L’espressionismo nacque in Germania nei primi anni del ‘900 come reazione all’impressionismo e al naturalismo, anticipato da esperienze come quelle di Van Gogh, Munch e Gauguin, e si sviluppò in parallelo nel fauvismo francese.
Alla realtà impressionista, l’espressionismo preferì una realtà spirituale che si manifesta alterata e deformata in relazione all’espressività di colui che si esprime. Voleva essere una forma di protesta contro la società borghese, con l’aspirazione a tornare a uno spirito creativo genuino e privo di barriere sociali. Con l’espressionismo le forme si fecero elementari e piatte lasciando spazio ai colori, spesso violenti, che divennero la vera parte “espressiva” delle composizioni. Il disegno, invece, scomparve quasi completamente.

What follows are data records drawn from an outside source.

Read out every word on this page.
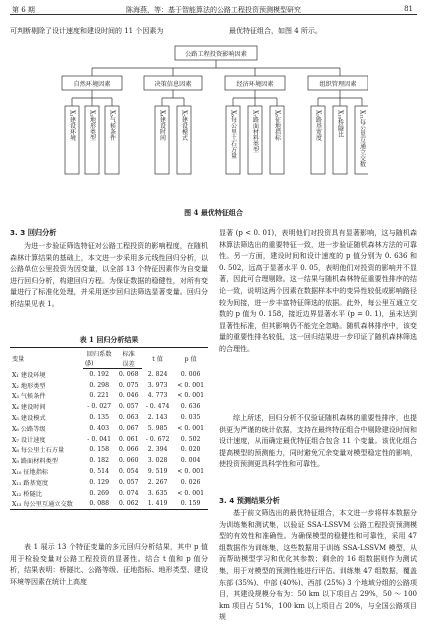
第 6 期	陈海燕，等：基于智能算法的公路工程投资预测模型研究	81
可判断剔除了设计速度和建设时间的 11 个因素为	最优特征组合，如图 4 所示。
公路工程投资影响因素
自然环境因素	决策信息因素	经济环境因素	组织管理因素
X₁建设环境 X₂地形类型 X₃气候条件	X₄建设时间	X₅建设模式	X₆每公里土石方量	X₇路面材料类型	X₈征地指标	X₉路基宽度	X₁₀桥隧比	X₁₁每公里互通立交数
图 4 最优特征组合
3. 3 回归分析
为进一步验证筛选特征对公路工程投资的影响程度，在随机森林计算结果的基础上，本文进一步采用多元线性回归分析，以公路单位公里投资为因变量，以全部 13 个特征因素作为自变量进行回归分析，构建回归方程。为保证数据的稳健性，对所有变量进行了标准化处理，并采用逐步回归法筛选显著变量。回归分析结果见表 1。
表 1 回归分析结果
变量	回归系数	标准	t 值	p 值
	(β)	误差		
X₁ 建设环境	0. 192	0. 068	2. 824	0. 006
X₂ 地形类型	0. 298	0. 075	3. 973	< 0. 001
X₃ 气候条件	0. 221	0. 046	4. 773	< 0. 001
X₄ 建设时间	- 0. 027	0. 057	- 0. 474	0. 636
X₅ 建设模式	0. 135	0. 063	2. 143	0. 035
X₆ 公路等级	0. 403	0. 067	5. 985	< 0. 001
X₇ 设计速度	- 0. 041	0. 061	- 0. 672	0. 502
X₈ 每公里土石方量	0. 158	0. 066	2. 394	0. 020
X₉ 路面材料类型	0. 182	0. 060	3. 028	0. 004
X₁₀ 征地指标	0. 514	0. 054	9. 519	< 0. 001
X₁₁ 路基宽度	0. 129	0. 057	2. 267	0. 026
X₁₂ 桥隧比	0. 269	0. 074	3. 635	< 0. 001
X₁₃ 每公里互通立交数	0. 088	0. 062	1. 419	0. 159
表 1 展示 13 个特征变量的多元回归分析结果，其中 p 值用于检验变量对公路工程投资的显著性。结合 t 值和 p 值分析，结果表明：桥隧比、公路等级、征地指标、地形类型、建设环境等因素在统计上高度
显著 (p < 0. 01)，表明他们对投资具有显著影响，这与随机森林算法筛选出的重要特征一致，进一步验证随机森林方法的可靠性。另一方面，建设时间和设计速度的 p 值分别为 0. 636 和 0. 502，远高于显著水平 0. 05，表明他们对投资的影响并不显著，因此可合理剔除。这一结果与随机森林特征重要性排序的结论一致，说明这两个因素在数据样本中的变异性较低或影响路径较为间接，进一步丰富特征筛选的依据。此外，每公里互通立交数的 p 值为 0. 158，接近边界显著水平 (p = 0. 1)，虽未达到显著性标准，但其影响仍不能完全忽略。随机森林排序中，该变量的重要性排名较低，这一回归结果进一步印证了随机森林筛选的合理性。
综上所述，回归分析不仅验证随机森林的重要性排序，也提供更为严谨的统计依据，支持在最终特征组合中剔除建设时间和设计速度，从而确定最优特征组合包含 11 个变量。该优化组合提高模型的预测能力，同时避免冗余变量对模型稳定性的影响，使投资预测更具科学性和可靠性。
3. 4 预测结果分析
基于前文筛选出的最优特征组合，本文进一步将样本数据分为训练集和测试集，以验证 SSA-LSSVM 公路工程投资预测模型的有效性和准确性。为确保模型的稳健性和可靠性，采用 47 组数据作为训练集，这些数据用于训练 SSA-LSSVM 模型，从而帮助模型学习和优化其参数；剩余的 16 组数据则作为测试集，用于对模型的预测性能进行评估。训练集 47 组数据，覆盖东部 (35%)、中部 (40%)、西部 (25%) 3 个地域分组的公路项目，其建设规模分布为：50 km 以下项目占 29%，50 ～ 100 km 项目占 51%，100 km 以上项目占 20%，与全国公路项目规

Composizione VI di Kandinskij
Nonostanet ciò, l’espressionismo non mancava affatto di riferimenti al contesto storico e sociale, che era quello difficile della guerra, e al disagio che esso generava. I sentimenti rappresentati erano sempre drammatici, spesso violenti, e la visione del mondo che ne emerge sempre pessimistica. I soggetti prediletti dagli espressionisti furono nudi, paesaggi, scene di città, deformati fino all’irriconoscibilità.

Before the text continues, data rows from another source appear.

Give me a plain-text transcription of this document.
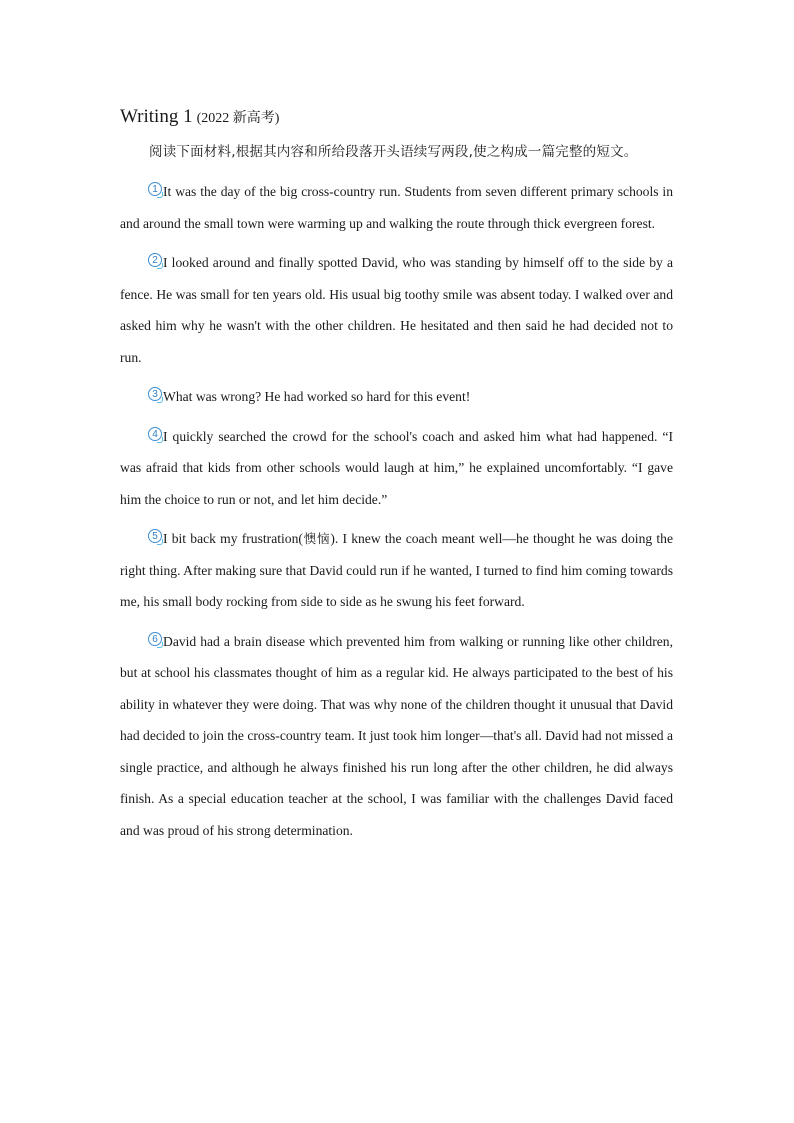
Writing 1 (2022 新高考)

阅读下面材料,根据其内容和所给段落开头语续写两段,使之构成一篇完整的短文。

1 It was the day of the big cross-country run. Students from seven different primary schools in and around the small town were warming up and walking the route through thick evergreen forest.

2 I looked around and finally spotted David, who was standing by himself off to the side by a fence. He was small for ten years old. His usual big toothy smile was absent today. I walked over and asked him why he wasn't with the other children. He hesitated and then said he had decided not to run.

3 What was wrong? He had worked so hard for this event!

4 I quickly searched the crowd for the school's coach and asked him what had happened. “I was afraid that kids from other schools would laugh at him,” he explained uncomfortably. “I gave him the choice to run or not, and let him decide.”

5 I bit back my frustration(懊恼). I knew the coach meant well—he thought he was doing the right thing. After making sure that David could run if he wanted, I turned to find him coming towards me, his small body rocking from side to side as he swung his feet forward.

6 David had a brain disease which prevented him from walking or running like other children, but at school his classmates thought of him as a regular kid. He always participated to the best of his ability in whatever they were doing. That was why none of the children thought it unusual that David had decided to join the cross-country team. It just took him longer—that's all. David had not missed a single practice, and although he always finished his run long after the other children, he did always finish. As a special education teacher at the school, I was familiar with the challenges David faced and was proud of his strong determination.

La libertà dalle regole che caratterizzava l’espressionismo fece sì che questa corrente si dividesse in vari gruppi, ognuno con le proprie caratteristiche peculiari, come il Die Brücke (Il ponte), di cui faceva parte per esempio Kokoschka, e il Die blaue Reiter, a cui appartenevano per esempio Kandinskij, Marc e Klee, che resero il colore e le forme sempre più liberi, fino all’astrazione. Quest’ultimo gruppo prese il nome dalla passione di Kandinskij per il colore blu e da quella di Marc per i cavalli, e diede poi nome a un noto dipinto di Kandinskij, Il cavaliere azzurro. Questi artisti credevano in un approccio intuitivo e spirituale all’arte, e in quest’ultima come comunicazione che doveva essere fruibile da un vasto pubblico, al contrario di quanto accadeva con il simbolismo.